One-dimensional kinetic description of nonlinear traveling-pulse (soliton) and traveling-wave disturbances in long coasting charged particle beams

TL;DR

This paper uses a one-dimensional kinetic model to analyze nonlinear traveling-wave and soliton solutions in long coasting charged particle beams, revealing detailed properties across various amplitude regimes.

Contribution

It introduces a comprehensive kinetic framework for studying nonlinear wave phenomena in charged particle beams, including new soliton solutions and their properties.

Findings

Identification of two classes of nonlinear solutions: waterbag and BGK-like.

Analysis of soliton properties over a wide range of amplitudes.

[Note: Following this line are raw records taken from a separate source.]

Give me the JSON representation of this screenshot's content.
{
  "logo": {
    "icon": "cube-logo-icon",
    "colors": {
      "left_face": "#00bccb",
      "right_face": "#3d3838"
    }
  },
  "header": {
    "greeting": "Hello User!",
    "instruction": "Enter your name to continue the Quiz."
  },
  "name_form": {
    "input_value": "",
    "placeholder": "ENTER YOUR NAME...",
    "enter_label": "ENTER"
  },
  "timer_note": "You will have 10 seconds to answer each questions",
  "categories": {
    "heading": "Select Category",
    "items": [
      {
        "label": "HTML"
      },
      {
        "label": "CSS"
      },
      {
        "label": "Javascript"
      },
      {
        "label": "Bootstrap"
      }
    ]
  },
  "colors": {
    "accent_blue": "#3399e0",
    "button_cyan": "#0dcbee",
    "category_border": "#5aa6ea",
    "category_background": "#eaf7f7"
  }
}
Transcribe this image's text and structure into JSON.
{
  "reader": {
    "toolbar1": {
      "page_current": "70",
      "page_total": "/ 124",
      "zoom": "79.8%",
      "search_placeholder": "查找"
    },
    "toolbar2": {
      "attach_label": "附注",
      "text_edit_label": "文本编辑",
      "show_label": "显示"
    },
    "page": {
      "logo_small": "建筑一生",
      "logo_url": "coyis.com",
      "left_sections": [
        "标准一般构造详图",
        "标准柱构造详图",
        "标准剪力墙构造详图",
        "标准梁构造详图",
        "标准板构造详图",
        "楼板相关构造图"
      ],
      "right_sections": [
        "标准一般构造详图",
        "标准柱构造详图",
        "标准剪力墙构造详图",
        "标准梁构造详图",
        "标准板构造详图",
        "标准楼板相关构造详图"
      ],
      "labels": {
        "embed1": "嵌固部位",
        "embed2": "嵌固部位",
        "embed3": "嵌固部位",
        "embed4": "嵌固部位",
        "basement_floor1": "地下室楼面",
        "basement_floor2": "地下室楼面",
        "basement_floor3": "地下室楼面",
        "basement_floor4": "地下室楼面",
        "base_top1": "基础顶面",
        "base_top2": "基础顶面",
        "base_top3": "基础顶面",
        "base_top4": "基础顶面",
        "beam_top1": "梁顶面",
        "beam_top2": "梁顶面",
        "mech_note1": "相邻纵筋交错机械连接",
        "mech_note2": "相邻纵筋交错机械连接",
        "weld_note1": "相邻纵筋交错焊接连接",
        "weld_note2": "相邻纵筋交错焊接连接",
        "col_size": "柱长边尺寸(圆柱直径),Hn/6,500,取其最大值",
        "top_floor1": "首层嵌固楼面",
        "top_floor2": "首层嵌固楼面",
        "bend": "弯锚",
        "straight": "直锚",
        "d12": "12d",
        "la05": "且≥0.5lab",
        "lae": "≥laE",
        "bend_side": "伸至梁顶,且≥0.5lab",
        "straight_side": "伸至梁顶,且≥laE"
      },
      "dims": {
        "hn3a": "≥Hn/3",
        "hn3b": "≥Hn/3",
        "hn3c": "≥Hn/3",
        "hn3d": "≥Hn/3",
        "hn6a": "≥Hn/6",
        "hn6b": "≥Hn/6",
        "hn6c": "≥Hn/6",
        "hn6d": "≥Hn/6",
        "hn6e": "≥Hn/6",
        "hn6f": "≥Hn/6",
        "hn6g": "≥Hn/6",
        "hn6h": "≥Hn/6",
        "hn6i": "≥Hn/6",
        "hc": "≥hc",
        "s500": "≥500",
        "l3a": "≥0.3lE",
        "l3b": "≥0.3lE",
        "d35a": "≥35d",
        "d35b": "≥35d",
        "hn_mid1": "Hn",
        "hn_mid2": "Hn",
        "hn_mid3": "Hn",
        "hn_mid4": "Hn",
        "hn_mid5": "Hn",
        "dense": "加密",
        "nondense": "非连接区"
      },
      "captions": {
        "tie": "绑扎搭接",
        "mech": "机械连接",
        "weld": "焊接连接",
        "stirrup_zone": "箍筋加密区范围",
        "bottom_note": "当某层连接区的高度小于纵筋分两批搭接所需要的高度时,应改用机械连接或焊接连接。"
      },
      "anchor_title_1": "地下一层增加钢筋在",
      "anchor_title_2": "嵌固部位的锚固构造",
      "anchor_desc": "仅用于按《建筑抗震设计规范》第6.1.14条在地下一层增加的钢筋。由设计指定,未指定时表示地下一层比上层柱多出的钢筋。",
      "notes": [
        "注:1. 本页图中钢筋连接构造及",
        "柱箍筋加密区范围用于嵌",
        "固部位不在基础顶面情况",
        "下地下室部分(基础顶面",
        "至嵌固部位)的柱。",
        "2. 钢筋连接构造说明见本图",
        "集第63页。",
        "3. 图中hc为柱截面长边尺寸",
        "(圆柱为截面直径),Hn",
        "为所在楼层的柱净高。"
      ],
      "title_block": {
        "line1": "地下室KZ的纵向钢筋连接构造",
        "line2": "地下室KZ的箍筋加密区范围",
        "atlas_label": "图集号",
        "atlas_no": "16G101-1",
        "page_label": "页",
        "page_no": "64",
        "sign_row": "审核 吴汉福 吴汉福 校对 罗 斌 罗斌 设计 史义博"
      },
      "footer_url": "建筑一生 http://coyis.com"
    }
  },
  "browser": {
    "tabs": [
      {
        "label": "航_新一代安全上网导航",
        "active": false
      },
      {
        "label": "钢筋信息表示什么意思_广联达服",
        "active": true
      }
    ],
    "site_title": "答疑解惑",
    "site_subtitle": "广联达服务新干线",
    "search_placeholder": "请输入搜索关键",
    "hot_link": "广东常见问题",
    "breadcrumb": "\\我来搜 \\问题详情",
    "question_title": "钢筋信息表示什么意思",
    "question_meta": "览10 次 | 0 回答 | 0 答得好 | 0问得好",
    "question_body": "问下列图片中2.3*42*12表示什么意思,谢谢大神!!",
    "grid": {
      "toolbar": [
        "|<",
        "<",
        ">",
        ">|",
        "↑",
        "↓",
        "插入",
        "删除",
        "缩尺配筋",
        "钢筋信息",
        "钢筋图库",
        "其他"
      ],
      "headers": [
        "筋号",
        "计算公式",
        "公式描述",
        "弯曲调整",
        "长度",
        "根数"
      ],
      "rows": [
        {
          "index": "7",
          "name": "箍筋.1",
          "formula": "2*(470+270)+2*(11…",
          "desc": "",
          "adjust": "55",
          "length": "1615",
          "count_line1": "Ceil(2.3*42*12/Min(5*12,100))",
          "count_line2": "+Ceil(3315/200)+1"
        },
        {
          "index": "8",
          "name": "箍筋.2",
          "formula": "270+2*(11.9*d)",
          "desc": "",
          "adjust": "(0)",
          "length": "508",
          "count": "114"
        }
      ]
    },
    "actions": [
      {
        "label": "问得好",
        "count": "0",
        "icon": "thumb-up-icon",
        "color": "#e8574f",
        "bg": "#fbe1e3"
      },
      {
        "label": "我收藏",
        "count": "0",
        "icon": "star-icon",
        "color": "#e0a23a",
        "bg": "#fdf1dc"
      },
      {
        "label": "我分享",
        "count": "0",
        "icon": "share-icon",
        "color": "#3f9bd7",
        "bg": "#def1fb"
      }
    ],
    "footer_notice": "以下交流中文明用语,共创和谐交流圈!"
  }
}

Insights into particle distribution interactions with self-generated electric fields.

Abstract

This paper makes use of a one-dimensional kinetic model to investigate the nonlinear longitudinal dynamics of a long coasting beam propagating through a perfectly conducting circular pipe with radius $r_{w}$. The average axial electric field is expressed as $\langle E_{z}\rangle=-(\partial/\partial z)\langle\phi\rangle=-e_{b}g_{0}\partial\lambda_{b}/\partial z-e_{b}g_{2}r_{w}^{2}\partial^{3}\lambda_{b}/\partial z^{3}$, where $g_{0}$ and $g_{2}$ are constant geometric factors, $\lambda_{b}(z,t)=\int dp_{z}F_{b}(z,p_{z},t)$ is the line density of beam particles, and $F_{b}(z,p_{z},t)$ satisfies the 1D Vlasov equation. Detailed nonlinear properties of traveling-wave and traveling-pulse (solitons) solutions with time-stationary waveform are examined for a wide range of system parameters extending from moderate-amplitudes to large-amplitude modulations of the beam charge density. Two classes of solutions for the beam distribution function are considered, corresponding to: (a) the nonlinear waterbag distribution, where $F_{b}=const.$ in a bounded region of $p_{z}$-space; and (b) nonlinear Bernstein-Green-Kruskal (BGK)-like solutions, allowing for both trapped and untrapped particle distributions to interact with the self-generated electric field $\langle E_{z}\rangle$. .